Duniaindustri.com (September 2015) – Pemerintah melalui Kementerian Perhubungan merevisi tarif batas atas dan tarif batas bawah pesawat. Hal itu dilakukan menyusul kenaikan biaya operasional maskapai terpengaruh depresiasi rupiah. Maskapai di Indonesia membeli avtur dengan kurs dolar AS.
“Terdapat kenaikan 10% untuk tarif batas yaitu tarif maksimal yang harus dibayar penumpang dari tarif sebelumnya karena biaya operasional naik karena perubahan nilai tukar,” kata Direktur Jenderal Perhubungan Udara Kementerian Perhubungan Suprasetyo saat konferensi pers di Jakarta, Kamis.
Untuk itu, lanjut dia, pihaknya melakukan revisi Peraturan Menteri Perhubungan dari Nomor 51 tahun 2014 menjadi nomor 126 tahun 2015 tentang Mekanisme Formulasi Perhitungan dan Penetapan Tarif Batas Atas dan Bawah Penumpang Kelas Ekonomi Angkutan Udara Niaga Berjadwal Dalam Negeri.
Suprasetyo mengatakan pihaknya telah menyesuaikan batas atas sebesar 10%, sementara tarif batas bawah menjadi 30% dari tarif batas atas.
Sebelumnya, Ditjen Perhubungan Udara menetapkan tarif batas bawah dalam aturan Nomor 51 tahun 2009 sebesar 40% dari tarif batas atas. “Tarif baru ini berlaku setelah satu bulan terhitung sejak tanggal diundangkan. Diundangkan pada 26 Agustus 2015,” katanya.

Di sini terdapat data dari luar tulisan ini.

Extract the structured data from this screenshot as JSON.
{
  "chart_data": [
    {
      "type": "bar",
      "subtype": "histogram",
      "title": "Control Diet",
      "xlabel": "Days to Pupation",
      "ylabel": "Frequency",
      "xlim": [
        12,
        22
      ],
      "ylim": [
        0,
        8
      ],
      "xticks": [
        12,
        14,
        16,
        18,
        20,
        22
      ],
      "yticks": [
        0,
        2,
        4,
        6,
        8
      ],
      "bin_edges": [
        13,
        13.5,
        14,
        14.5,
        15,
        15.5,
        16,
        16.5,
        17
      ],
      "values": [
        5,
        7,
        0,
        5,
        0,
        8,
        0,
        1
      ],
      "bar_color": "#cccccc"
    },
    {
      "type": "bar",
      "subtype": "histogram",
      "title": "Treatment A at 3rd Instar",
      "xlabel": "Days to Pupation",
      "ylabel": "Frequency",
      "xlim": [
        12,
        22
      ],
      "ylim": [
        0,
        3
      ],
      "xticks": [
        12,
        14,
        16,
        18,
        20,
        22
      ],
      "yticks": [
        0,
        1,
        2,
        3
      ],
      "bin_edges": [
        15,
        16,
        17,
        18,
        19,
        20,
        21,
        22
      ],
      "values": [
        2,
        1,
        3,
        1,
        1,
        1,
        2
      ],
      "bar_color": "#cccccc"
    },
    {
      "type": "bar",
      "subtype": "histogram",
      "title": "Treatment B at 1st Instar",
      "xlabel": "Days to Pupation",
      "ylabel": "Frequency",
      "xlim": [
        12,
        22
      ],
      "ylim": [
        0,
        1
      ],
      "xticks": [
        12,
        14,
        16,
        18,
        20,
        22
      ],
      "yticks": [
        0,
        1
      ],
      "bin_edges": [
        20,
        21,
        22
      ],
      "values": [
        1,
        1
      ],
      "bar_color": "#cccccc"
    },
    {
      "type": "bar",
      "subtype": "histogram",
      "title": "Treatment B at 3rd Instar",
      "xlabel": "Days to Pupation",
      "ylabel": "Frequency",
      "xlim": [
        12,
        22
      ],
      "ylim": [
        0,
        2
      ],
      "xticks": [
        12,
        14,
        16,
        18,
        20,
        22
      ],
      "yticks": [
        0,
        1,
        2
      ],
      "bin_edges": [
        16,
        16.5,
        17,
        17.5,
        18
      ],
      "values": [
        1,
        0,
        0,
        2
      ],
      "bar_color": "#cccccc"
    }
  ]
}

Kenaikan tarif ini berpotensi meningkatkan kinerja keuangan emiten maskapai. PT Garuda Indonesia (Persero) Tbk (GIAA) pada semester I 2015 membukukan laba bersih tahun berjalan sebesar US$ 29,3 juta, meningkat 114,5% dibanding periode yang sama tahun lalu yang mengalami kerugian sebesar US$ 201,3 juta.
Peningkatan kinerja dicapai berkat penerapan berbagai strategi pengembangan bisnis serta melalui berbagai upaya efisiensi berkelanjutan. Garuda juga berhasil meningkatkan pendapatan usaha sebesar US$ 1,84 miliar, naik sebesar 4,7% dibanding periode yang sama tahun lalu sebesar US$ 1,76 miliar. Sementara beban usaha (operating expenses) berhasil diturunkan sebesar 11,6% dari US$ 1,99 miliar menjadi US$ 1,76 miliar.
Seiring dengan pengembangan jaringan penerbangan yang dilaksanakan secara berkelanjutan, Garuda Indonesia (termasuk Citilink) juga berhasil mengangkut sebanyak 15.900.961 penumpang, meningkat 19,5% dibanding periode yang sama tahun lalu sebanyak 13.307.351 penumpang. Garuda berhasil mengangkut sebanyak 11.555.319 juta penumpang (terdiri dari 9.432.349 penumpang domestik dan 2.122.979 penumpang internasional) atau meningkat 15,3%, sementara Citilink berhasil mengangkut 4.345.642 juta penumpang atau meningkat 32% dari 3.282.844 penumpang pada periode yang sama tahun lalu. Sementara, muatan kargo yang diangkut pada semester I tahun ini mencapai 176.123 ton kargo dari sebelumnya 193.508 ton.
Frekuensi penerbangan Garuda Indonesia (domestik dan internasional) juga mengalami peningkatan mencapai 122.446 penerbangan, meningkat 13,8% dibanding tahun lalu yang sebanyak 107.568 penerbangan. Kapasitas produksi (availability seat kilometer/ASK) juga meningkat sebesar 7,2% menjadi 26,08 miliar dari 24,32 miliar seat kilometer pada semester I/2014.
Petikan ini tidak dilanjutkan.